How did democracy become the enemy? One book gave me the answer

In his eloquent NYT opinion piece,“How Democracy Become the Enemy,” Roger Cohen talks about what’s been going on in — primarily — Eastern Europe lately.

The squib underneath his title reads, “In Hungary and Poland, the liberal West used to be the promised land. Not anymore.”

I do understand why our hearts are ripped by the rise of autocrats in what were countries that had achieved democracy, like Poland, Hungary, Turkey. For us Americans, it feels like a punch in the face. We like to think we invented democracy, albeit in an imperfect form on “the Seventeenth Day of September in the Year of our Lord one thousand seven hundred and Eighty seven…”

And we accept this imperfect starter document, in all its meagerness and covert ugliness, as a living thing which grows and shifts and morphs toward changing ideals of perfection — as we who live here feed it and shove it and yell about it.

So what the hell is wrong with people in other countries who are permitting everything that is antagonistic to our democracy to burst into foul-smelling swamp life, rejecting what we all know is the best way to live?

I have a couple of things to say about this, and one is a book recommendation.

But, first, We the People have been choosing repeatedly to live with this kind of government system for 231 years — or 242, if you want to start counting from the Revolution.

Whichever, it’s quite a long time. And yes, it’s a messy thing, isn’t it? It’s complicated, zillions of things go on in government every day, no single person could dream of keeping up with them.

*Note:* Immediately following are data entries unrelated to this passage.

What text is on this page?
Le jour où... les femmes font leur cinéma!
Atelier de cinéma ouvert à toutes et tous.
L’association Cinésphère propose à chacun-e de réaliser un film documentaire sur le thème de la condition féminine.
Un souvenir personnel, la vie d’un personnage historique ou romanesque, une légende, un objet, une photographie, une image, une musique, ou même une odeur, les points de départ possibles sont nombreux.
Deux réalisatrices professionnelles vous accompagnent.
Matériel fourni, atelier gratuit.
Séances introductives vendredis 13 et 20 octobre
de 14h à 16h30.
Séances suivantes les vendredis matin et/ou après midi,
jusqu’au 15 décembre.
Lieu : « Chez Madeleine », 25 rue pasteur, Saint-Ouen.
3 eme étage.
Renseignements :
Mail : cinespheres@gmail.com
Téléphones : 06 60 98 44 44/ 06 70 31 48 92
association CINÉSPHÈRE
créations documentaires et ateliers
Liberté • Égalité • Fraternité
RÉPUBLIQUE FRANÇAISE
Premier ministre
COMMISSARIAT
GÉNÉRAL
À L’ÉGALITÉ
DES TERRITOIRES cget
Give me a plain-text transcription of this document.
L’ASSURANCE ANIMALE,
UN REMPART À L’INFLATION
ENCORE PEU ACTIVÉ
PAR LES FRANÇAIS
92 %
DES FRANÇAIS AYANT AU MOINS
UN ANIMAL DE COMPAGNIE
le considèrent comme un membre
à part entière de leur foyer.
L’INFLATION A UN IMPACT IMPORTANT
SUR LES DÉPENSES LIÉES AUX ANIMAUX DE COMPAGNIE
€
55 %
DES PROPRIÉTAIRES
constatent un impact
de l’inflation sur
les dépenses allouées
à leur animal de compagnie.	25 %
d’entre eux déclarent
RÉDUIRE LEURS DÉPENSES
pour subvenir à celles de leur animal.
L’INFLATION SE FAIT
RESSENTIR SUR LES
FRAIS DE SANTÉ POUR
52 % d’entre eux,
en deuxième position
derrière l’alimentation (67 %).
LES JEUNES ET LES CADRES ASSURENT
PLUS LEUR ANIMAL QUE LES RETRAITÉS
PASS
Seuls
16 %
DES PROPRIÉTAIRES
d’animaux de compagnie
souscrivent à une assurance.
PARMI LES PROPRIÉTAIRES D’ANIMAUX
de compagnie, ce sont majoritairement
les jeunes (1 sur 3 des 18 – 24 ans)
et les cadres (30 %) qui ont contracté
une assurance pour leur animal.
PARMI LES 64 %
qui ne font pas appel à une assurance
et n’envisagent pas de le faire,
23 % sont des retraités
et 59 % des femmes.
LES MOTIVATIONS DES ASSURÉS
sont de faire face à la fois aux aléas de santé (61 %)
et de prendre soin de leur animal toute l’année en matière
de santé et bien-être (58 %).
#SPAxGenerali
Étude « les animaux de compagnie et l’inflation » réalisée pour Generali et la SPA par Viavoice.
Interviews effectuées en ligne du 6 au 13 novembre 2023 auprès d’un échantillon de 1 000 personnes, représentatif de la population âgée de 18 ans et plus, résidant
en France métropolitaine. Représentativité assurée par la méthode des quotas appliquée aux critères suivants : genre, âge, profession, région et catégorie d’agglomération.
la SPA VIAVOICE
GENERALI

And we are a very, very big country of wild, endless variety in land mass, geographical features, resources and people. Areas of impossible density and others of impossibly vast stretches of not much.

Although our percentage of voters is decried as low, in general elections nearly 130 million people go to polls and vote. One hundred and thirty million of us grasp enough of what democracy is to trot to a local school, usually, and fill in circles on ballots, thereby voting not merely for political officials but for the system of government itself. We vote for democracy.

We’re used to democracy. Used to the bitter, sometimes dopey battles between candidates, the inexplicable differences in political views between us and those of us who aren’t us. Used to getting depressed when the wrong person gets elected. Used to the rotten Supreme Court decisions, raging disappointments and expectations of wreckage, or soaring unrealistic hopes after major elections.

We’ve lived through a lot, have fought for a lot more, but have pretty much always expected that we as a democracy would survive the exciting, complicated mess our system has always seemed to be.

As a democracy, we’ve been around for a while — those two hundred and thirty one years unmatched by any other country on the planet.

So I, too, find it difficult to grasp why a country emerging from mostly unrelieved millennia under some form of totalitarianism or another would not thrill to the experience of choosing its governors. And then thrill to the experience of replacing them — dumping them — in raging disappointment. Or keeping them in qualified approval.

And then thrill to the arrival of…yet another totalitarian figure who promises to take care of all the problems — especially the problem of open elections and a free press? Nah.

So let’s go to the recommendation of a book which explains it all — Escape From Freedom, by Erich Fromm, first published in 1941 –an auspicious year for analyzing why people might choose to live in tyranny rather than the complex freedom democracy might provide.

Fromm himself, a German Jew, who left Germany after the Nazi takeover and came to New York in 1934, escaped from tyranny to freedom. He knew what he was writing about.

I’m going to need a new copy; mine, a cheap ($1.50) Avon paperback, is dissolving in my fingers as I try to turn the pages. Here are the quotes Fromm uses even before his Forward:

If I am not for myself, who will be for me?

If I am for myself only, what am I?

If not now–when?

–Talmudic Saying, Mishnah, Abot

Neither heavenly nor earthly, neither mortal nor immortal have we created thee, so that thou mightest be free according to thy own will and honor, to be thy own creator and building. To thee alone we gave growth and development depending on thy own free will. Thou bearest in thee the germs of a universal life.

Pico della Mirandola, Oratio de Hominis Dignitate

Nothing then is unchangeable but the inherent and inalienable rights of man.

–Thomas Jefferson

So democracy is not the enemy. It is among the “inherent and inalienable rights of man.” It’s just having a bad day.